The stand on this makes it much more user-friendly than other top projectors. Not only does it double as a streamlined lens cover, but the hinged stand also lets you point the projector straight up at the ceiling. Using a projector in non-traditional settings like this is one of the main draws of a pico projector. However, projecting on the ceiling is something many competing models make needlessly difficult. The one slight annoyance with the stand is that it tends to sag a little bit, often making the picture ever so slightly tilted. It's not enough to be annoying, but if you're the kind of person that can't help but zero in on minor imperfections, it could drive you crazy. If that's the case, the projector can be mounted on a tripod.
Really our biggest qualm with the user-friendliness of the M1 is its remote. While well designed and intuitive, we found that it only really works when you're directly in line with the projector. When we sat even a bit off to the side, it was 50/50 as to whether the projector would actually yield to the remote's demands. While annoying, we definitely wouldn't call this a dealbreaker.
The other downside is that it cannot download and run streaming apps like Hulu and Netflix on its own. However, while this ability is a nice feature of some other models, you can easily add the same functionality to the M1 by plugging in a Fire Stick or Roku.
One other huge leg up this projector has over its competitors is its audio quality. The built-in Harmon Kardon speaker sounds akin to a fairly high-end Bluetooth speaker and is more than up to the task of providing audio worthy of the accompanying picture.
Like all pico projectors we've tested, the M1 Portable has a fairly dim lamp that really can't compete with ambient light. This projector's use is limited to nighttime use outdoors or dark rooms. The M1 advertises a brightness of 250 lumens, but we measured its brightness at just 124 lumens. We found this kind of exaggeration and overall brightness level common amongst pico projectors.
The most important thing to note is that most office conference rooms, even with the lights off, are going to be too light for this projector (and any pico projector for that matter). Therefore we would not recommend it for business presentations.
The fan on the M1 is noticeable but not annoying. We never felt distracted by it during movie watching, and the white noise easily slid into the background as we became absorbed in whatever film we were watching. However, it was noticeable if we brought ourselves out of that stupor and thought about the fan.
Should You Buy the ViewSonic M1 Portable?

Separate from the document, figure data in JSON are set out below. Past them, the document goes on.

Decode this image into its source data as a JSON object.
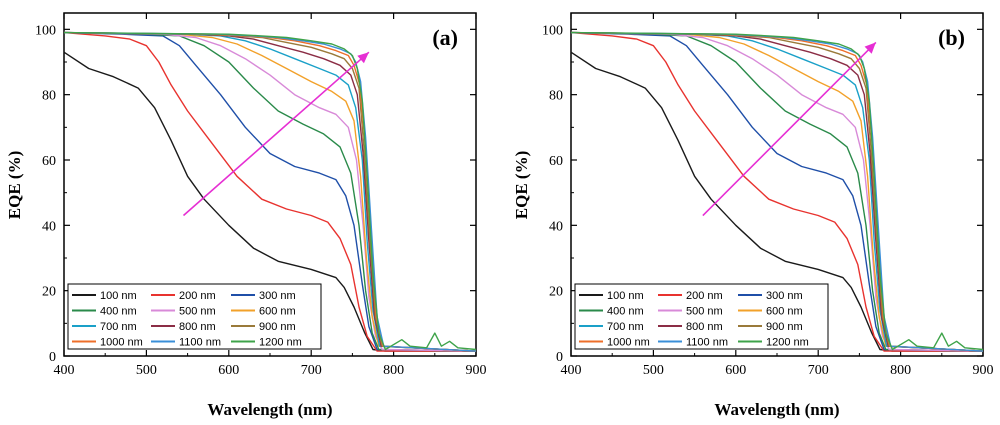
{
  "chart_data": [
    {
      "panel": "(a)",
      "type": "line",
      "xlabel": "Wavelength (nm)",
      "ylabel": "EQE (%)",
      "xlim": [
        400,
        900
      ],
      "ylim": [
        0,
        105
      ],
      "xticks": [
        400,
        500,
        600,
        700,
        800,
        900
      ],
      "yticks": [
        0,
        20,
        40,
        60,
        80,
        100
      ],
      "legend_position": "bottom-left",
      "annotation": "magenta arrow indicating increasing thickness (from ~545 nm, 43% to ~770 nm, 93%)",
      "arrow": {
        "from": [
          545,
          43
        ],
        "to": [
          770,
          93
        ]
      }
    },
    {
      "panel": "(b)",
      "type": "line",
      "xlabel": "Wavelength (nm)",
      "ylabel": "EQE (%)",
      "xlim": [
        400,
        900
      ],
      "ylim": [
        0,
        105
      ],
      "xticks": [
        400,
        500,
        600,
        700,
        800,
        900
      ],
      "yticks": [
        0,
        20,
        40,
        60,
        80,
        100
      ],
      "legend_position": "bottom-left",
      "annotation": "magenta arrow indicating increasing thickness (from ~560 nm, 43% to ~770 nm, 96%)",
      "arrow": {
        "from": [
          560,
          43
        ],
        "to": [
          770,
          96
        ]
      }
    }
  ],
  "series": [
    {
      "name": "100 nm",
      "color": "#1a1a1a",
      "points": [
        [
          400,
          93
        ],
        [
          430,
          88
        ],
        [
          460,
          85.5
        ],
        [
          490,
          82
        ],
        [
          510,
          76
        ],
        [
          530,
          66
        ],
        [
          550,
          55
        ],
        [
          570,
          48
        ],
        [
          600,
          40
        ],
        [
          630,
          33
        ],
        [
          660,
          29
        ],
        [
          700,
          26.5
        ],
        [
          730,
          24
        ],
        [
          740,
          21
        ],
        [
          752,
          15
        ],
        [
          765,
          7
        ],
        [
          775,
          2
        ],
        [
          790,
          1.5
        ],
        [
          900,
          1.5
        ]
      ]
    },
    {
      "name": "200 nm",
      "color": "#e8332f",
      "points": [
        [
          400,
          99
        ],
        [
          450,
          98
        ],
        [
          480,
          97
        ],
        [
          500,
          95
        ],
        [
          515,
          90
        ],
        [
          530,
          83
        ],
        [
          550,
          75
        ],
        [
          580,
          65
        ],
        [
          610,
          55
        ],
        [
          640,
          48
        ],
        [
          670,
          45
        ],
        [
          700,
          43
        ],
        [
          720,
          41
        ],
        [
          735,
          36
        ],
        [
          748,
          28
        ],
        [
          758,
          15
        ],
        [
          768,
          6
        ],
        [
          780,
          1.5
        ],
        [
          900,
          1.5
        ]
      ]
    },
    {
      "name": "300 nm",
      "color": "#1f4fa8",
      "points": [
        [
          400,
          99
        ],
        [
          470,
          98.5
        ],
        [
          520,
          98
        ],
        [
          540,
          95
        ],
        [
          560,
          89
        ],
        [
          590,
          80
        ],
        [
          620,
          70
        ],
        [
          650,
          62
        ],
        [
          680,
          58
        ],
        [
          710,
          56
        ],
        [
          730,
          54
        ],
        [
          742,
          49
        ],
        [
          752,
          40
        ],
        [
          762,
          22
        ],
        [
          770,
          9
        ],
        [
          780,
          2
        ],
        [
          900,
          1.5
        ]
      ]
    },
    {
      "name": "400 nm",
      "color": "#2a8a4a",
      "points": [
        [
          400,
          99
        ],
        [
          500,
          98.5
        ],
        [
          540,
          98
        ],
        [
          570,
          95
        ],
        [
          600,
          90
        ],
        [
          630,
          82
        ],
        [
          660,
          75
        ],
        [
          690,
          71
        ],
        [
          715,
          68
        ],
        [
          735,
          64
        ],
        [
          748,
          56
        ],
        [
          758,
          40
        ],
        [
          766,
          20
        ],
        [
          774,
          7
        ],
        [
          782,
          2
        ],
        [
          900,
          1.5
        ]
      ]
    },
    {
      "name": "500 nm",
      "color": "#d88ad8",
      "points": [
        [
          400,
          99
        ],
        [
          520,
          98.5
        ],
        [
          560,
          97.5
        ],
        [
          590,
          95
        ],
        [
          620,
          91
        ],
        [
          650,
          86
        ],
        [
          680,
          80
        ],
        [
          710,
          76
        ],
        [
          730,
          74
        ],
        [
          745,
          70
        ],
        [
          755,
          60
        ],
        [
          763,
          40
        ],
        [
          770,
          18
        ],
        [
          778,
          6
        ],
        [
          786,
          2
        ],
        [
          900,
          1.5
        ]
      ]
    },
    {
      "name": "600 nm",
      "color": "#f2a12a",
      "points": [
        [
          400,
          99
        ],
        [
          540,
          98.5
        ],
        [
          580,
          97.5
        ],
        [
          610,
          95.5
        ],
        [
          640,
          92
        ],
        [
          670,
          88
        ],
        [
          700,
          84
        ],
        [
          725,
          81
        ],
        [
          742,
          78
        ],
        [
          752,
          72
        ],
        [
          760,
          55
        ],
        [
          767,
          30
        ],
        [
          774,
          12
        ],
        [
          782,
          3
        ],
        [
          900,
          1.5
        ]
      ]
    },
    {
      "name": "700 nm",
      "color": "#1aa0c8",
      "points": [
        [
          400,
          99
        ],
        [
          550,
          98.5
        ],
        [
          590,
          98
        ],
        [
          620,
          96.5
        ],
        [
          650,
          94
        ],
        [
          680,
          91
        ],
        [
          710,
          88
        ],
        [
          730,
          86
        ],
        [
          745,
          83
        ],
        [
          754,
          76
        ],
        [
          762,
          60
        ],
        [
          768,
          35
        ],
        [
          775,
          14
        ],
        [
          783,
          3
        ],
        [
          900,
          1.5
        ]
      ]
    },
    {
      "name": "800 nm",
      "color": "#8b2d45",
      "points": [
        [
          400,
          99
        ],
        [
          560,
          98.5
        ],
        [
          600,
          98
        ],
        [
          630,
          97
        ],
        [
          660,
          95
        ],
        [
          690,
          93
        ],
        [
          715,
          91
        ],
        [
          735,
          89
        ],
        [
          748,
          86
        ],
        [
          756,
          80
        ],
        [
          763,
          62
        ],
        [
          770,
          35
        ],
        [
          777,
          12
        ],
        [
          785,
          3
        ],
        [
          900,
          1.5
        ]
      ]
    },
    {
      "name": "900 nm",
      "color": "#9a7a3a",
      "points": [
        [
          400,
          99
        ],
        [
          570,
          98.5
        ],
        [
          610,
          98
        ],
        [
          640,
          97.5
        ],
        [
          670,
          96
        ],
        [
          700,
          94.5
        ],
        [
          725,
          92.5
        ],
        [
          740,
          91
        ],
        [
          750,
          88
        ],
        [
          758,
          82
        ],
        [
          764,
          64
        ],
        [
          771,
          36
        ],
        [
          778,
          12
        ],
        [
          786,
          3
        ],
        [
          900,
          1.5
        ]
      ]
    },
    {
      "name": "1000 nm",
      "color": "#ee6f2a",
      "points": [
        [
          400,
          99
        ],
        [
          580,
          98.5
        ],
        [
          620,
          98
        ],
        [
          650,
          97.5
        ],
        [
          680,
          96.5
        ],
        [
          710,
          95
        ],
        [
          730,
          93.5
        ],
        [
          745,
          92
        ],
        [
          752,
          89
        ],
        [
          759,
          83
        ],
        [
          765,
          66
        ],
        [
          772,
          38
        ],
        [
          779,
          12
        ],
        [
          787,
          3
        ],
        [
          900,
          1.5
        ]
      ]
    },
    {
      "name": "1100 nm",
      "color": "#3a8fd8",
      "points": [
        [
          400,
          99
        ],
        [
          590,
          98.5
        ],
        [
          630,
          98
        ],
        [
          660,
          97.5
        ],
        [
          690,
          96.5
        ],
        [
          715,
          95.5
        ],
        [
          735,
          94
        ],
        [
          748,
          92.5
        ],
        [
          754,
          90
        ],
        [
          760,
          84
        ],
        [
          766,
          67
        ],
        [
          773,
          39
        ],
        [
          780,
          12
        ],
        [
          788,
          3
        ],
        [
          900,
          1.5
        ]
      ]
    },
    {
      "name": "1200 nm",
      "color": "#3ea34a",
      "points": [
        [
          400,
          99
        ],
        [
          600,
          98.5
        ],
        [
          640,
          98
        ],
        [
          670,
          97.5
        ],
        [
          700,
          96.5
        ],
        [
          725,
          95.5
        ],
        [
          740,
          94
        ],
        [
          750,
          92
        ],
        [
          756,
          88
        ],
        [
          762,
          78
        ],
        [
          768,
          55
        ],
        [
          775,
          25
        ],
        [
          782,
          7
        ],
        [
          790,
          2
        ],
        [
          810,
          5
        ],
        [
          820,
          3
        ],
        [
          840,
          2.5
        ],
        [
          850,
          7
        ],
        [
          858,
          3
        ],
        [
          868,
          4.5
        ],
        [
          878,
          2.5
        ],
        [
          900,
          2
        ]
      ]
    }
  ],
  "panels": {
    "a": {
      "label": "(a)",
      "xlabel": "Wavelength (nm)",
      "ylabel": "EQE (%)"
    },
    "b": {
      "label": "(b)",
      "xlabel": "Wavelength (nm)",
      "ylabel": "EQE (%)"
    }
  },
  "arrow_color": "#e62fd3"
}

The ViewSonic M1 Portable balances its attributes well and is one of the better portable, pico-style projectors that we've tested. The M1 Portable lands in a pretty typical price range for pico projectors. There are better-performing models, but they can jump up in price. For the performance that the M1 offers, we think it offers a pretty good value.
What Other Projectors Should You Consider?
If you need a small and easy-to-transport projector, the M1 is a good choice. However, it can't compare to the larger, more expensive projectors better suited for home theater or office presentations. The image quality and brightness are not great compared to the competition, and if you can afford it, we think you'll experience less frustration than you will with the M1. While less portable, the ViewSonic PA503W is a better choice for tight budgets with better test results in our image quality and brightness metrics. If you need something small and portable, but if the price is less of a concern, the Anker Nebula Capsule II is an easy-to-use option with better images than the M1 and some of the lowest fan noise around.